A intensidade da torra e a granulometria da moagem também interferem na qualidade do café. Ou seja, se torrar mais ou menos e se o café for moído em partículas menores ou maiores, isso também vai refletir no sabor e no aroma. “Grãos de boa qualidade podem e devem ser submetidos à torra mais leve e à moagem mais grossas; a extração é menos intensa e, na xícara, o café é mais claro, ralo, quase um chá”, diz.
Normalmente, cafés de qualidade inferior são submetidos à torra intensa para camuflar defeitos. E daí para um café ruim é um passo. Outras falhas podem ocorrer ao fazer a bebida. “Há inúmeros métodos de preparo da infusão. O mais comum, é o percolado, aquele em que se acrescenta água à 90°C ao café torrado e moído; o uso de água em ebulição, à 100°C é um dos erros; adicionar açúcar à água ou, depois, ao café é outro erro. Entretanto, isso é cultural”, relata Guerreiro.
E o consumo muda de acordo com o país e a cultura. Os americanos consomem café de excelente qualidade, segundo o pesquisador. “Eles adotam torra leve e maior granulometria de moagem; a extração de solúveis com água quente dá origem a uma bebida clara, aromática e de ótimo sabor”, avalia. O consumo vem crescendo muito na China, país que se tornou, inclusive, cafeicultor. A Índia é um tradicional produtor e também vem experimentando pequeno aumento no consumo, mas sempre se destacou pela exportação do produto.

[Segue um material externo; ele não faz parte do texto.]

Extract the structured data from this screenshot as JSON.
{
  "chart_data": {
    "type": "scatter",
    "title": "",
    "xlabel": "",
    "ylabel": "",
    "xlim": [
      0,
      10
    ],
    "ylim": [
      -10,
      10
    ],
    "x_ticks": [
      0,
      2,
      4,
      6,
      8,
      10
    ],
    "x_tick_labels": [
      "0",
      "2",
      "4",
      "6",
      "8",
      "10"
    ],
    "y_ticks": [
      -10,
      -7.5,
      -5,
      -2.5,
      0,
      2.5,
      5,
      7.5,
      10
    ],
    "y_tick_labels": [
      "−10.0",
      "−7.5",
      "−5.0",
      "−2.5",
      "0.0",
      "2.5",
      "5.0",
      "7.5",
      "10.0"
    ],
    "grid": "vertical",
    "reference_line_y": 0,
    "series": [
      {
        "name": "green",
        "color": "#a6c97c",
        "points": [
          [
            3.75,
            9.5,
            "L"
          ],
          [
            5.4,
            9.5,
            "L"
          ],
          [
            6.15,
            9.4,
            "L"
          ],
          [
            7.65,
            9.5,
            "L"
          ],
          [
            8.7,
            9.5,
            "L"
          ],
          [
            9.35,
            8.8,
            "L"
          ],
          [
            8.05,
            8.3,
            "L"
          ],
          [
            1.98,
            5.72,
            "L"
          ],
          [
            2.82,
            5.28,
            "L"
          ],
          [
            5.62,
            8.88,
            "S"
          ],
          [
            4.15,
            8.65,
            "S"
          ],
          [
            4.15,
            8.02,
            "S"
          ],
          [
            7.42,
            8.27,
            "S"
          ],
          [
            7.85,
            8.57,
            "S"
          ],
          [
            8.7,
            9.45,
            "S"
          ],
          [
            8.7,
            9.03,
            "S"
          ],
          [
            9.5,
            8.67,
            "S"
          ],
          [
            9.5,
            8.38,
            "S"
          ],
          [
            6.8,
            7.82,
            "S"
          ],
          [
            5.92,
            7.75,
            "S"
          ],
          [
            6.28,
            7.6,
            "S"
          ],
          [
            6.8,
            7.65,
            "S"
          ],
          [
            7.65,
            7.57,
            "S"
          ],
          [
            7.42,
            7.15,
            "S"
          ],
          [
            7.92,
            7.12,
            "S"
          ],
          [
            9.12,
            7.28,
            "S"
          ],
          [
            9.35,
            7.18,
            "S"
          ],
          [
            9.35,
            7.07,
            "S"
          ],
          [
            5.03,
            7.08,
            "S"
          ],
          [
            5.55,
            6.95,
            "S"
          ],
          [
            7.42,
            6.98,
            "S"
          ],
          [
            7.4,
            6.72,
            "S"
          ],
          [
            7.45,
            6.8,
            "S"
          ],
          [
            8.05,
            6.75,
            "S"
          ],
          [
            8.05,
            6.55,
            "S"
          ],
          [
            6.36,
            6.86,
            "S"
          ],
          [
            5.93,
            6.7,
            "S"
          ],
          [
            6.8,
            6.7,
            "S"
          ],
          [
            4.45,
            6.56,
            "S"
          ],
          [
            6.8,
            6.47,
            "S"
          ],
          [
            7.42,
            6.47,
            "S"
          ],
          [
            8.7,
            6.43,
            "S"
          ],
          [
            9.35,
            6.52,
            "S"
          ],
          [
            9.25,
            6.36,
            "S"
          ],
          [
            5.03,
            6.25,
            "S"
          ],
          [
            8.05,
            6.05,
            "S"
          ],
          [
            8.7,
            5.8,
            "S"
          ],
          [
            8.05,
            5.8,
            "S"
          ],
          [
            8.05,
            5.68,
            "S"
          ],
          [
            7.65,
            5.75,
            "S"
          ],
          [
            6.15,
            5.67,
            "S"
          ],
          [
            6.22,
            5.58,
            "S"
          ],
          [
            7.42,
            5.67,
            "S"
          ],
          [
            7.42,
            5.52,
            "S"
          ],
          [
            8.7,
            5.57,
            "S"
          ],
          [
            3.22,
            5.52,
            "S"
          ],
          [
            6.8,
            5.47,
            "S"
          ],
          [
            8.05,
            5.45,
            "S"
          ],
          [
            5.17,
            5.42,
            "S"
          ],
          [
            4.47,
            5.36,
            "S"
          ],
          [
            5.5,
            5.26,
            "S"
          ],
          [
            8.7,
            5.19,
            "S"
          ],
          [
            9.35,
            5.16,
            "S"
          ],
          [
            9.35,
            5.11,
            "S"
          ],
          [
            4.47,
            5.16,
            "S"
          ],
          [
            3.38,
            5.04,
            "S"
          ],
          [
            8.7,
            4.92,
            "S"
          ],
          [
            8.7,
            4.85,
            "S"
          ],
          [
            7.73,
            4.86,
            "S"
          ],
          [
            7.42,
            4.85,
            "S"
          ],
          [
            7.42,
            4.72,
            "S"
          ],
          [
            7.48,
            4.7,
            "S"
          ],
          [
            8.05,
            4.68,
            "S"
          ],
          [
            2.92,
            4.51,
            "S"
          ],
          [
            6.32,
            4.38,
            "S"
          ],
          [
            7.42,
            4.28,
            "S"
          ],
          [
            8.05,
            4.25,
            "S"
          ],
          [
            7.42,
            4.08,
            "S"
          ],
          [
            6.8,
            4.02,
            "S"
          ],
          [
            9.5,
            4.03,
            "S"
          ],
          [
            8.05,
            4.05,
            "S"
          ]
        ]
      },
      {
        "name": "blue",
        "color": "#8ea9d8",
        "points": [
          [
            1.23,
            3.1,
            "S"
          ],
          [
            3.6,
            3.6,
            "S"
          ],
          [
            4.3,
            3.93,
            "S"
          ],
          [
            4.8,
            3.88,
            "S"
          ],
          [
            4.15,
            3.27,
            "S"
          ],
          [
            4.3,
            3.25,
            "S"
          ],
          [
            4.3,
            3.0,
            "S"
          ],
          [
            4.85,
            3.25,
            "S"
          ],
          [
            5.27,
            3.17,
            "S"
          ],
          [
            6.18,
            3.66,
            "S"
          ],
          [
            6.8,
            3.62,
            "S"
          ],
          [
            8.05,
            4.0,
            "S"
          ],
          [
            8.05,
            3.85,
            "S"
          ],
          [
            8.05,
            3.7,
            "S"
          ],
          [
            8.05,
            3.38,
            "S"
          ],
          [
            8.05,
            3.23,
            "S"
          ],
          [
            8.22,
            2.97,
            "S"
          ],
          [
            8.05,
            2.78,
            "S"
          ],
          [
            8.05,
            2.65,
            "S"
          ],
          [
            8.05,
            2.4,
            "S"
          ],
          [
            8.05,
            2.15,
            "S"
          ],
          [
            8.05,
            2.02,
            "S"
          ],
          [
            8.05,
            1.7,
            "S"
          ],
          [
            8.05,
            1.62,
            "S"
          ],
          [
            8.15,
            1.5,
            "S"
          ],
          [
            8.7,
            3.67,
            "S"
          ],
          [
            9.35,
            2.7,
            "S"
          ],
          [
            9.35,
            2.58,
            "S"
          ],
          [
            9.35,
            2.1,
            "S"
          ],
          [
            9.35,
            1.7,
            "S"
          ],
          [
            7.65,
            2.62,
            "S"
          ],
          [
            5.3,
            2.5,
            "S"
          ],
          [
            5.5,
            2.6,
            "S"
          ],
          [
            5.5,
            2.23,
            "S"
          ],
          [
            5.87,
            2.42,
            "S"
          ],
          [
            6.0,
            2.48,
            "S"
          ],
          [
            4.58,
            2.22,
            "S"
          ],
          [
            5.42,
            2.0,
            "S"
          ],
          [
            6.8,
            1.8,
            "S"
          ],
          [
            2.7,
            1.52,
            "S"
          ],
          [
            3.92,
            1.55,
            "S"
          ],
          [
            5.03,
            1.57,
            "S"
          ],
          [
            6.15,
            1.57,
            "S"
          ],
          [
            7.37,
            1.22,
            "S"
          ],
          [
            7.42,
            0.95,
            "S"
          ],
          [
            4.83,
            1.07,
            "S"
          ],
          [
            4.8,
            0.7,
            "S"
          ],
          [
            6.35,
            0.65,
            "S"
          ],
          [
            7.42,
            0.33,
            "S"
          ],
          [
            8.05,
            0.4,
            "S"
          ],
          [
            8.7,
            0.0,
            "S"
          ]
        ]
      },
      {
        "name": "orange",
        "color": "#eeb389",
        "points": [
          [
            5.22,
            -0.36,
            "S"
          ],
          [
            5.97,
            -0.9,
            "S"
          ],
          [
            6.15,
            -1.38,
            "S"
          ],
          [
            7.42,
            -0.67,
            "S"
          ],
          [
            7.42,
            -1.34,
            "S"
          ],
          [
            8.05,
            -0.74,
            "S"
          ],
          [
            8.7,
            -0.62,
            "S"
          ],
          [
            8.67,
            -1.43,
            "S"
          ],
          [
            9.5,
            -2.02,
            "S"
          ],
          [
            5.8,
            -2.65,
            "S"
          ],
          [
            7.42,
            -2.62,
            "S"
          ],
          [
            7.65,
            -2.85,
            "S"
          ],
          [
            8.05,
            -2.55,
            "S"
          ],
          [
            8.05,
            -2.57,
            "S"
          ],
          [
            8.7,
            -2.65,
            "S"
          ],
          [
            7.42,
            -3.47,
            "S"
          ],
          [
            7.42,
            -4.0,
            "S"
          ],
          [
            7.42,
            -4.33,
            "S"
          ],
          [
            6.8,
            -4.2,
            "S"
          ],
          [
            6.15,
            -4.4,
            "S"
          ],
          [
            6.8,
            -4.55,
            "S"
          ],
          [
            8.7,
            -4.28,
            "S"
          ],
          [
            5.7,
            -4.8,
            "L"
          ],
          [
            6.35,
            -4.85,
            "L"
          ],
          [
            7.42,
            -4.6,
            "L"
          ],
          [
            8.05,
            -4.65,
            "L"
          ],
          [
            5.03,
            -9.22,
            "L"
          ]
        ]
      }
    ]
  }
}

Uma curiosidade em relação à cor dos frutos do café arábica e do robusta: ambos têm frutos vermelhos e amarelos. “No entanto, se considerarmos somente as cultivares comerciais, isso acontece apenas com o arábica”, esclarece.
Outras espécies apresentam cores variadas: C. stenophyla e C. ebracteotala têm frutos quase pretos. A C. racemosa tem frutos de cor violeta; C. kapakata e C. congensis têm frutos de cor laranja; C. milotti tem frutos amarelos e as demais espécies têm frutos vermelhos. Essas são curiosidades apenas, porque o brasileiro só se refere à cor da bebida para identificar se prefere puro ou não. “Um café preto, por favor!”